The speakers would like to establish a national mediation system of some sort. There are cases where a problem with the council/social security arises and then the complaint may be sent to SS and they don’t even reply, or there is miscommunication etc. and the only solution for the individual service user seems to be to get a solicitor and take legal action. But there should be some kind of mediation beforehand, and that is not working - the situation escalates.

(I’m just recording what I take in - I am out of touch with the difficulties in the system as my caree died a few years ago).

Some problems existed before Covid and it seems almost convenient for social services/NHS to say: we can’t do this because of Covid.

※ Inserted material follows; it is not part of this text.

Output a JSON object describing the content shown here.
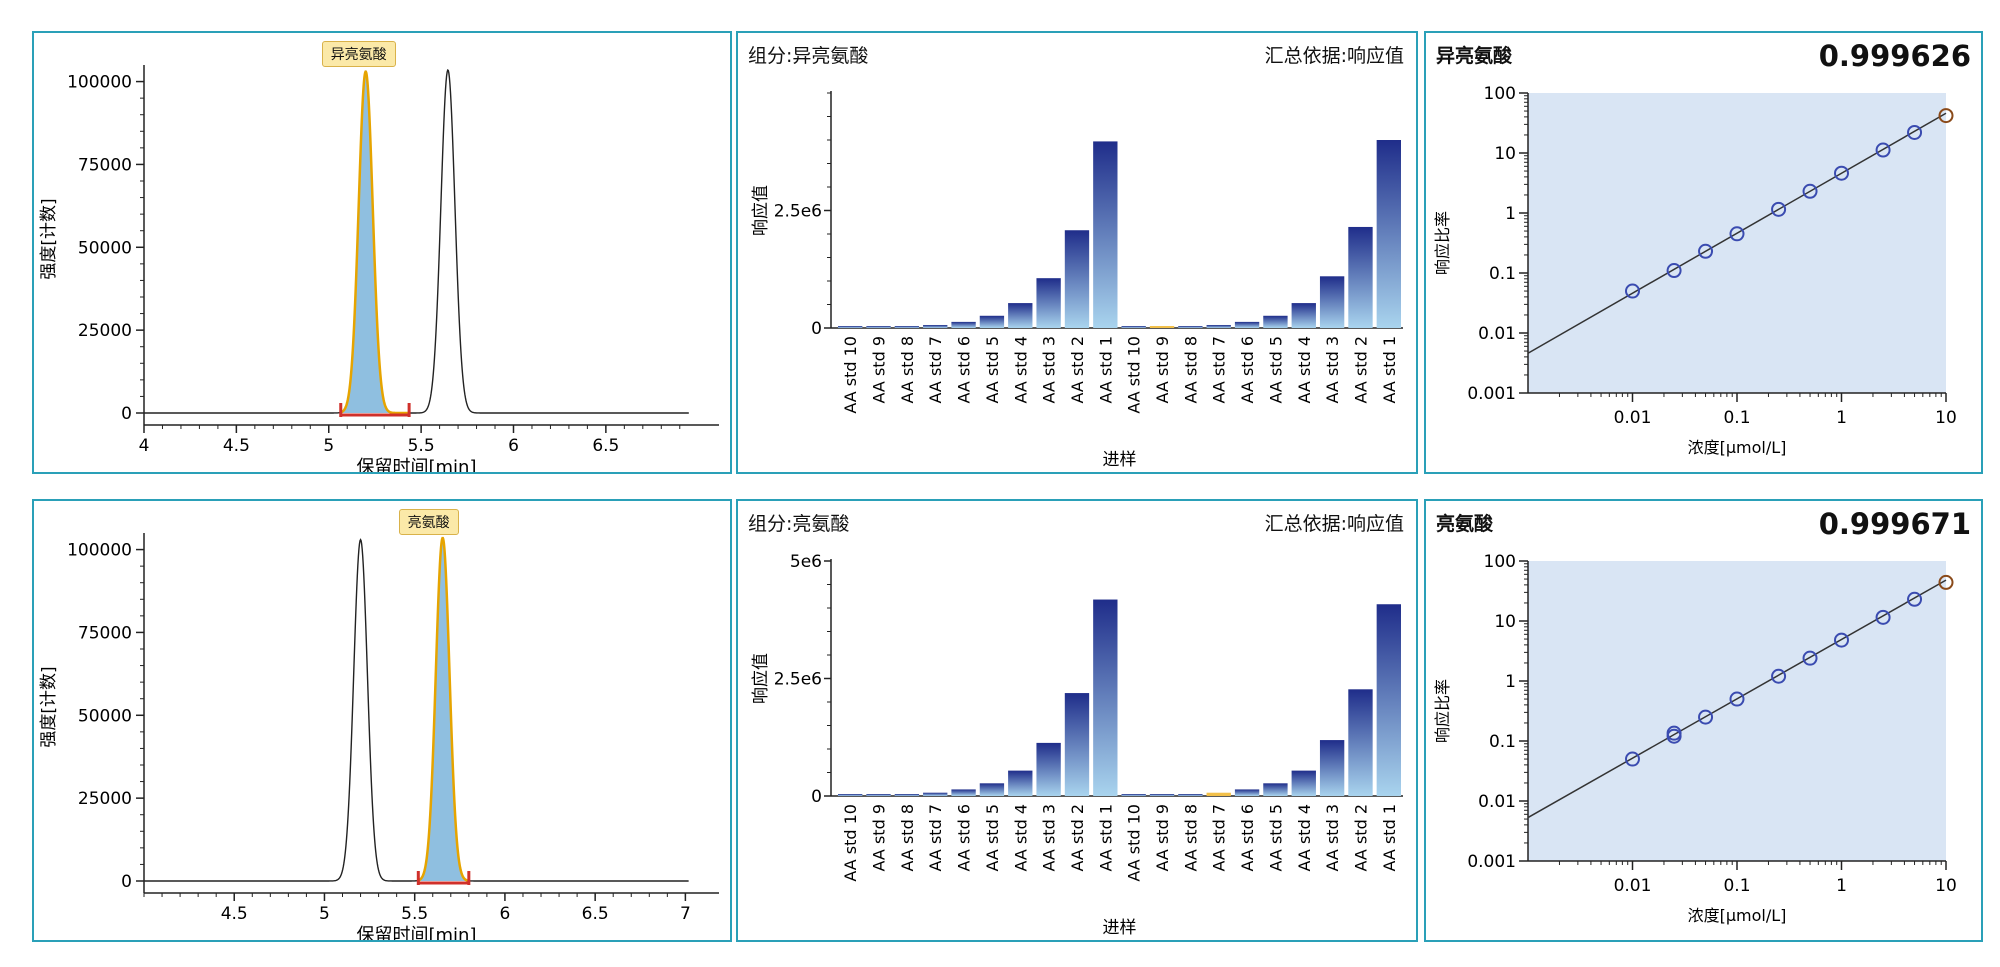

There is an organisation called socialcarefuture - more at which aims to improve the situation. It’s slogan is ‘We all want to live in the place we call home with the people and things that we love, in communities where we look out for one another, doing things that matter to us’.

The first speaker had a slide comparing their approach twith the current public story:
Our approach is having a life vs. the current public story is: being kept alive
Caring about & supporting each other vs. Looking after ‘our most vulnerable’
People with gifts and potential vs. people with needs
The growing value of great care & support vs. The growing cost of life & limb care
Investment of resources vs. spending
We all can play a role vs. Only central government can fix this
Opportunity vs. Crisis

There was reference to Article 19 of the UN Convention on Rights of Persons with Disabilities, which applies but has not yet been implemented in UK law. This is about living independently and being part of the community:

Another site to look at is - (Our dream is for all organisations to be more hhuman) I didn’t really follow this, but it’s possible to contribute to it.

Oh thank you Greta for taking the time to post a synopsis. I will read it in chunks.